Isoastilbin (Compound 6): White powder; ESI-MS (m/z): 449.1 [M − H]⁻, 451.1 [M + H]⁺. ¹H-NMR (400 MHz, CD₃OD) δ(ppm): 6.94 (1H, s, H-2′), 6.83 (1H, d, J = 2.4, H-6′), 6.8 (1H, d, J = 2.4 Hz, H-5′), 5.97 (1H, s, H-6), 5.92 (1H, s, H-8), 5.42 (1H, s, H-2), 4.96 (1H, s, H-3), 4.18 (1H, s, H-1″), 3.67 (1H, s, H-2″), 3.45 (1H, dd, J = 9.6, 3 Hz, H-3″), 3.35 (1H, dd, J = 9.6 Hz, H-5″), 3.03 (1H, t, J = 9.6, H-4″), 0.93 (3H, d, J = 6 Hz, H-6″); ¹³C-NMR (100 MHz, CD₃OD) δ: 194.6 (C-4), 168.7 (C-7), 164.8 (C-5), 163.1 (C-9), 145.3 (C-4′), 145.0 (C-3′), 127.3 (C-1′), 118.0(C-6′), 115.0 (C-5′), 113.8 (C-2′), 100.4 (C-1″), 98.8 (C-10), 96.0 (C-6), 96.8 (C-8), 80.7 (C-2), 74.2 (C-3), 71.9 (C-4″), 70.6 (C-3″), 70.5 (C-2″), 69.1 (C-5″), 16.4 (C-6″).

Engeletin (Compound 7): White powder; ESI-MS (m/z): 433.1 [M − H]⁻, 435.1 [M + H]⁺. ¹H-NMR (400 MHz, DMSO-d₆) δ(ppm): 7.35(2H, d, J = 8.4 Hz, H-2′, 6′), 6.77 (2H, d, J = 8.4 Hz, H-3′, 5′), 5.77 (2H, d, J = 8 Hz, H-8, 6), 5.23 (1H, d, J = 9.6 Hz, H-2), 4.67 (1H, d, J = 14.4 Hz, H-3), 3.95 (1H, s, H-1″), 3.15 (1H, m, H-4″), 3.05 (1H, m, H-5″), 1.17 (3H, d, J = 6.5 Hz, H-6″); ¹³C-NMR (100 MHz, DMSO-d₆) δ: 164.0 (C-5), 162.5 (C-9), 158.3 (C-4′), 129.5 (C-2′, 6′), 128.5 (C-1′), 115.6 (C-3′, 5′), 100.7 (C-1″), 102.2 (C-10), 97.4 (C-8), 96.1 (C-6), 76.4 (C-2), 72.3 (C-3), 71.0 (C-4″), 70.6 (C-3″), 69.5 (C-5″), 18.2(C-6″).

4. Conclusions

In this experiment, offline 2D recycling HSCCC with extrusion mode was easily established for the separation of main bioactive components from the rhizome of S. glabra.

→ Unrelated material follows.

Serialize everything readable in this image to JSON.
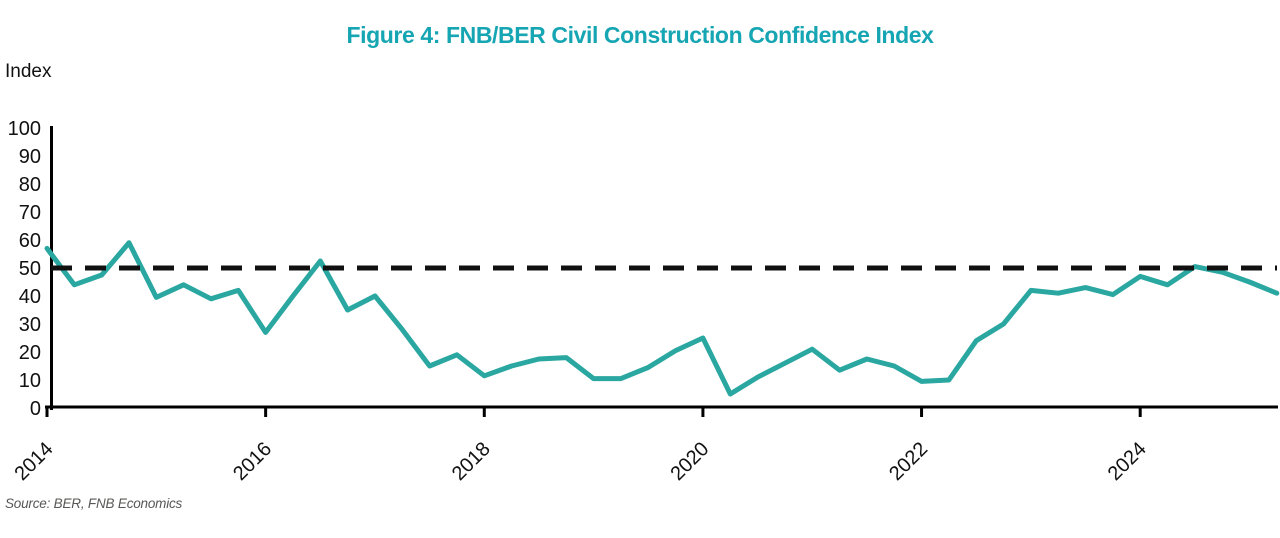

Seven polyphenols, namely, 5-O-caffeoylshikimic acid, taxifolin, neoastilbin, astilbin, neoisoastilbin, isoastilbin, and engeletin, were successfully isolated with high purities (over 96%). Considering the similar structures of these compounds (including four chiral isomers), conventional HSCCC, restricted by relatively limited peak capacity, could not achieve satisfactory separation. An offline 2D recycling HSCCC strategy with extrusion mode improved column capacity, peak resolution, and the utilization rate of the solvent. Although pre-purification was a prerequisite in our experiment, the strategy proved to effectively separate targets with broad K-values and similar structures. It is believed that offline 2D recycling will serve as an efficient pattern for the separation of natural products.